To win a place at the Court, she must defy him–and face the consequences.

In doing so, she becomes embroiled in palace intrigues and deceptions, discovering her own capacity for bloodshed. But as civil war threatens to drown the Courts of Faerie in violence, Jude will need to risk her life in a dangerous alliance to save her sisters, and Faerie itself. 



DNF 70%

I was expecting to love this book. I really was. I’d head nothing but good things and was eagerly awaiting my copy weeks ahead of the delivery date. And I couldn’t finished it. I forced myself to keep reading despite putting in down countless times with no real desire to pick it up again until, finally, I gave up. Don’t get me wrong. The Cruel Prince is not a bad book (you only have to read the numerous glowing reviews to see that), but I found it an absolute crushing bore.

After being stolen from the human realm by her parent’s killer, Jude and her sisters grew up in the fairy realm under the roof of father-figure/parent-killer Madoc. Jude is desperate to be accepted by the fair folk, and when it becomes apparent that she never will be, she turns her attention to being better than them and winning a place as knight of the court. While all this plays out, she’s tormented by the titular cruel prince Carden and his gang of sidekicks. And this is my problem with the story. It’s juvenile in the extreme. Much of it revolves around Jude being cornered and bullied by Carden like a less satirical version of Mean Girls.
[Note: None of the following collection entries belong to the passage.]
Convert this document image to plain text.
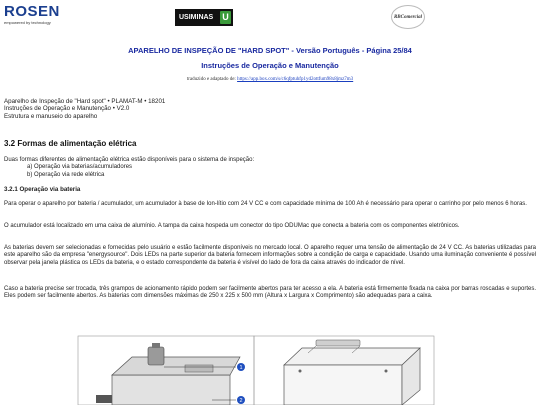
ROSEN
empowered by technology
USIMINAS U	RBComercial
APARELHO DE INSPEÇÃO DE "HARD SPOT" - Versão Português - Página 25/84
Instruções de Operação e Manutenção
traduzido e adaptado de: https://app.box.com/s/c6qfptuhfp1yd2ottfum98x8jmz7m3
Aparelho de Inspeção de "Hard spot" • PLAMAT-M • 18201
Instruções de Operação e Manutenção • V2.0
Estrutura e manuseio do aparelho
3.2 Formas de alimentação elétrica
Duas formas diferentes de alimentação elétrica estão disponíveis para o sistema de inspeção:
a) Operação via baterias/acumuladores
b) Operação via rede elétrica
3.2.1 Operação via bateria
Para operar o aparelho por bateria / acumulador, um acumulador à base de Ion-lítio com 24 V CC e com capacidade mínima de 100 Ah é necessário para operar o carrinho por pelo menos 6 horas.
O acumulador está localizado em uma caixa de alumínio. A tampa da caixa hospeda um conector do tipo ODUMac que conecta a bateria com os componentes eletrônicos.
As baterias devem ser selecionadas e fornecidas pelo usuário e estão facilmente disponíveis no mercado local. O aparelho requer uma tensão de alimentação de 24 V CC. As baterias utilizadas para este aparelho são da empresa "energysource". Dois LEDs na parte superior da bateria fornecem informações sobre a condição de carga e capacidade. Usando uma iluminação conveniente é possível observar pela janela plástica os LEDs da bateria, e o estado correspondente da bateria é visível do lado de fora da caixa através do indicador de nível.
Caso a bateria precise ser trocada, três grampos de acionamento rápido podem ser facilmente abertos para ter acesso a ela. A bateria está firmemente fixada na caixa por barras roscadas e suportes. Eles podem ser facilmente abertos. As baterias com dimensões máximas de 250 x 225 x 500 mm (Altura x Largura x Comprimento) são adequadas para a caixa.
1
2
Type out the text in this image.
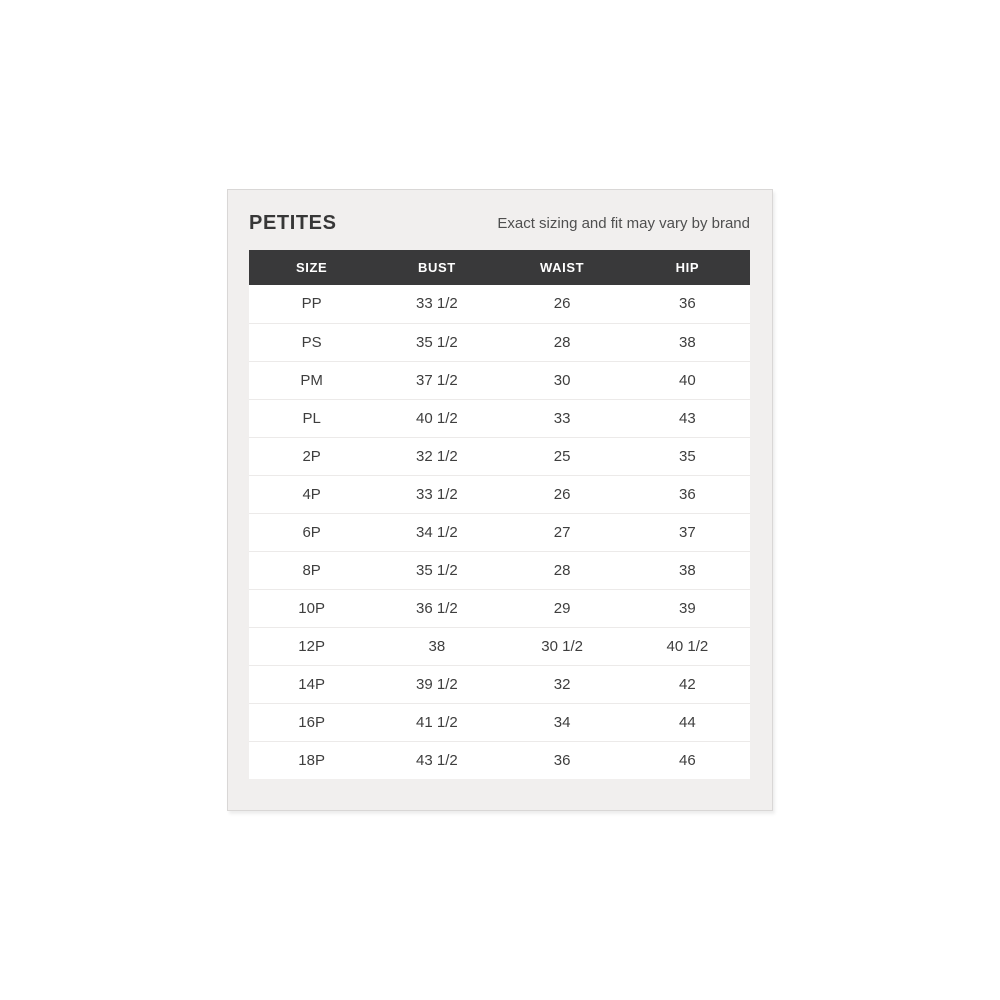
PETITES	Exact sizing and fit may vary by brand
SIZE	BUST	WAIST	HIP
PP	33 1/2	26	36
PS	35 1/2	28	38
PM	37 1/2	30	40
PL	40 1/2	33	43
2P	32 1/2	25	35
4P	33 1/2	26	36
6P	34 1/2	27	37
8P	35 1/2	28	38
10P	36 1/2	29	39
12P	38	30 1/2	40 1/2
14P	39 1/2	32	42
16P	41 1/2	34	44
18P	43 1/2	36	46
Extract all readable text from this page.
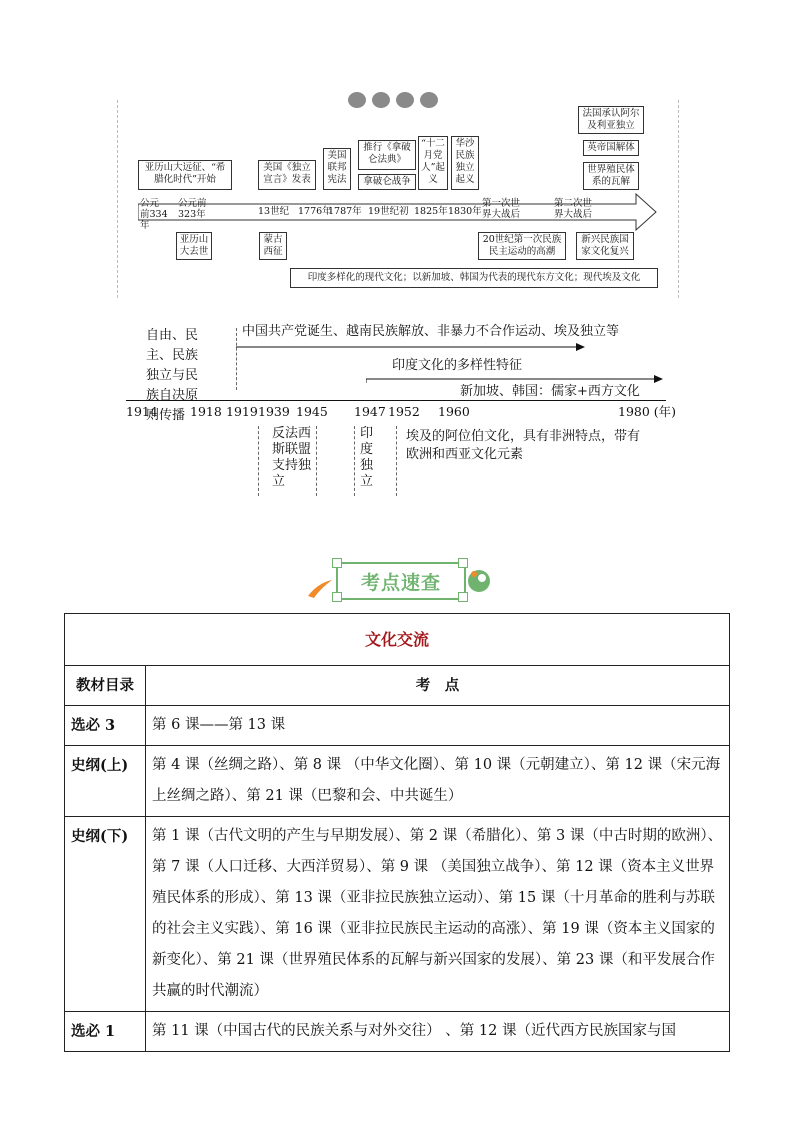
亚历山大远征、“希腊化时代”开始
美国《独立宣言》发表
美国联邦宪法
推行《拿破仑法典》
拿破仑战争
“十二月党人”起义
华沙民族独立起义
法国承认阿尔及利亚独立
英帝国解体
世界殖民体系的瓦解
公元前334年
公元前323年	13世纪 1776年
1787年 19世纪初 1825年 1830年
第一次世界大战后
第二次世界大战后
亚历山大去世
蒙古西征
20世纪第一次民族民主运动的高潮
新兴民族国家文化复兴
印度多样化的现代文化；以新加坡、韩国为代表的现代东方文化；现代埃及文化
自由、民主、民族独立与民族自决原则传播
中国共产党诞生、越南民族解放、非暴力不合作运动、埃及独立等
印度文化的多样性特征
新加坡、韩国：儒家+西方文化
1914	1918 1919 1939 1945 1947 1952 1960	1980 (年)
反法西斯联盟支持独立
印度独立
埃及的阿位伯文化，具有非洲特点，带有欧洲和西亚文化元素
考点速查
文化交流	
教材目录	考　点
选必 3	第 6 课——第 13 课
史纲(上)	第 4 课（丝绸之路）、第 8 课 （中华文化圈）、第 10 课（元朝建立）、第 12 课（宋元海上丝绸之路）、第 21 课（巴黎和会、中共诞生）
史纲(下)	第 1 课（古代文明的产生与早期发展）、第 2 课（希腊化）、第 3 课（中古时期的欧洲）、第 7 课（人口迁移、大西洋贸易）、第 9 课 （美国独立战争）、第 12 课（资本主义世界殖民体系的形成）、第 13 课（亚非拉民族独立运动）、第 15 课（十月革命的胜利与苏联的社会主义实践）、第 16 课（亚非拉民族民主运动的高涨）、第 19 课（资本主义国家的新变化）、第 21 课（世界殖民体系的瓦解与新兴国家的发展）、第 23 课（和平发展合作共赢的时代潮流）
选必 1	第 11 课（中国古代的民族关系与对外交往） 、第 12 课（近代西方民族国家与国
Seriously, this is pure high school drama. Sure, the fair folk’s magic gives these encounters a neat twist – like force-feeding Jude magical fruit that makes her incredibly suggestible – but this stuff felt a bit too cynically targeted at young people who go through severe bullying. Jude is presented to the reader as a capable, determined girl, but over and over again all I saw was a bitter, emotionally damaged girl who hates the popular kids while longing to be one. I didn’t connect with her at all, and so had little to no interest in her story.

On top of that, Jude's sort-of attraction to Carden was skin-crawlingly creepy. Hate-to-love is one thing, but portraying Carden as Jude's abuser, only to hint that she was attracted to him as a result, was beyond poor taste. I do not lie when I say these scenes genuinely left me feeling queasy. I was kind of confused as to why Jude was so comfortable living under Madoc's roof and protection too. She saw this guy murder her parents and she apparently harbours him no ill will beyond getting stroppy when he won't let her train to become a knight. She's about ready to kill Carden for cruel taunts, but apparently straight up murdering her parents before her eyes gets you nothing more than a side eye every once in a while.

I give this book two stars because it is incredibly imaginative and well-written. And if I was still in high school, maybe this book would resonate more with me, but I found the basis of the story to be in such poor taste that it soured the whole thing for me. Maybe the book picks up in the final act that makes the preceding 70% of Jude's suffering and misery worth it, but by that point I didn't care enough to find out.